Wilks' theorem when dimension of submodel is not well defined

Question

Suppose $\{f(\cdot,\theta) : \theta \in \mathbb{R}^p\}$ is a statistical model satisfying the conditions for Wilks' theorem, and that we have a hypothesis test of the form: $$H_0: \theta_p >0$$ $$H_1: \theta \in \mathbb{R}^p$$

Clearly, $H_0$ is a submodel of $H_1$ but it's dimension is not well defined. Does Wilks' theorem still apply and if so, how many degrees of freedom does the asymptotic $\chi^2$ distribution have?

If not, are there other asymptotic results that can be used instead?

Answer 1

Wilks' theorem basically says that any problem of this sort behaves asymptotically like a Gaussian location parameter, so let's look at a Gaussian location parameter for simplicity. Life is also simpler if you make the null $\theta_p\geq 0$ rather than $\theta_p>0$, so it's a closed subset (otherwise there may not be a constrained MLE under the null).

Start with $p=1$. We have $X\sim N(\mu,1)$ and we're testing the null $\mu>0$ vs the unrestricted alternative. The -2 log likelihood ratio (up to constants) is the residual sum of squares under the alternative ($D_A=\sum_{i=1}^n (X_i-\bar X)^2$) minus the same thing under the null ($D_0=\sum_{i=1}^n (X_i-\hat\mu)^2$, with $\hat\mu = \max (\bar X,0)$).

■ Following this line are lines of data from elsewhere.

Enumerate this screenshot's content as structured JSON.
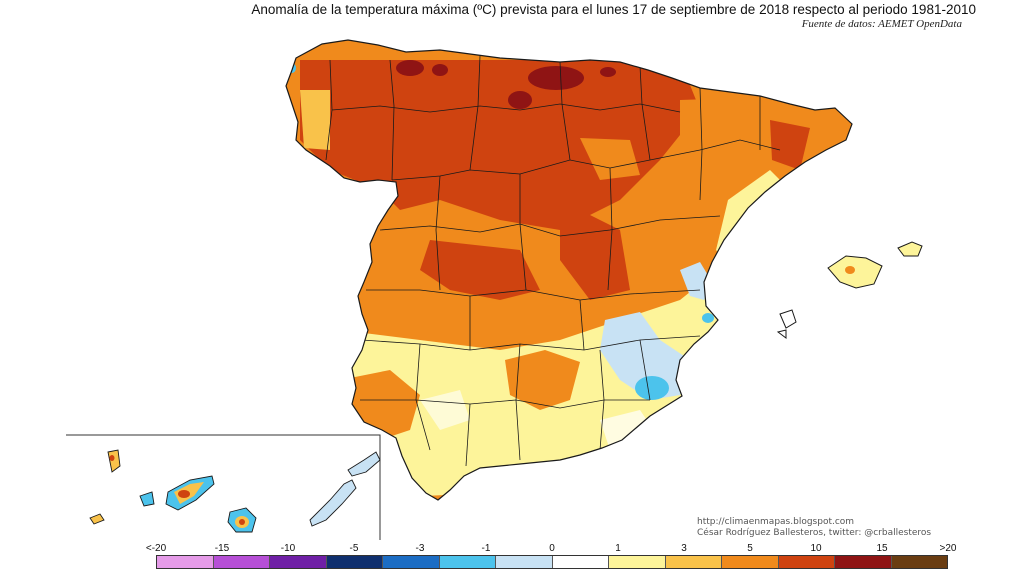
{
  "header": {
    "title": "Anomalía de la temperatura máxima (ºC) prevista para el lunes 17 de septiembre de 2018 respecto al periodo 1981-2010",
    "source": "Fuente de datos: AEMET OpenData"
  },
  "credits": {
    "blog": "http://climaenmapas.blogspot.com",
    "author": "César Rodríguez Ballesteros, twitter: @crballesteros"
  },
  "legend": {
    "ticks": [
      "<-20",
      "-15",
      "-10",
      "-5",
      "-3",
      "-1",
      "0",
      "1",
      "3",
      "5",
      "10",
      "15",
      ">20"
    ],
    "colors": [
      "#e59be8",
      "#b64fd6",
      "#6f1fa6",
      "#0f2f6e",
      "#1c6dc4",
      "#4cc3ec",
      "#c8e2f4",
      "#ffffff",
      "#fdf49a",
      "#f9c24a",
      "#f08a1c",
      "#cf4310",
      "#8f1414",
      "#6a3d12"
    ]
  },
  "map": {
    "region": "España peninsular, Baleares y Canarias",
    "background_color": "#ffffff",
    "border_color": "#1a1a1a"
  }
}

The distribution of $D_A-D_0$ under $\mu=0$ is $\chi^2_1$ if $\hat\mu<0$ and 0 (which you can think of as $\chi^2_0$) if $\hat\mu\geq 0$, so the overall distribution is $\frac{1}{2}\chi^2_1+\frac{1}{2}\chi^2_0$

With $p=2$ the same thing happens only more complicated. Each element of $\hat\mu$ is the corresponding element of $\bar X$ if that's positive, and otherwise is zero. Conditional on which quadrant $\bar X$ ends up in, the distribution of $D_A-D_0$ is $\chi_2$.

• If $\bar X$ is in the (+,+) quadrant, then $\hat\mu=\bar X$ and $D_A-D_0=0$.
• If $\bar X$ is in the (+,-) quadrant, then $\hat\mu=(\bar X_1, 0)$ and $D_A-D_0\sim\chi^2_1$.
• If $\bar X$ is in the (-,+) quadrant, then $\hat\mu=(0,\bar X_1)$ and $D_A-D_0\sim\chi^2_1$.
• If $\bar X$ is in the (-,-) quadrant, then $\hat\mu=(0,0)$ and $D_A-D_0\sim\chi^2_2$.

So, $D_A-D_0\sim \frac{1}{4}\chi^2_2+\frac{2}{4}\chi^2_2+\frac{1}{4}\chi^2_0$, and you can see how the pattern will generalise.

You get similar asymptotics for null hypotheses that are other intersections of half-planes, though in general it need not be easy to work out the mixing probabilities. This goes back to Chernoff (1954) for likelihood ratio tests, with more work by Self and Liang (1987) and extensions to M-estimation by Geyer (1994).

A real example where the mixing probabilities need to be computed by simulation arose in my MSc thesis (Lumley, 1995) testing for constant disease risk vs decreasing risk with distance from a specified point.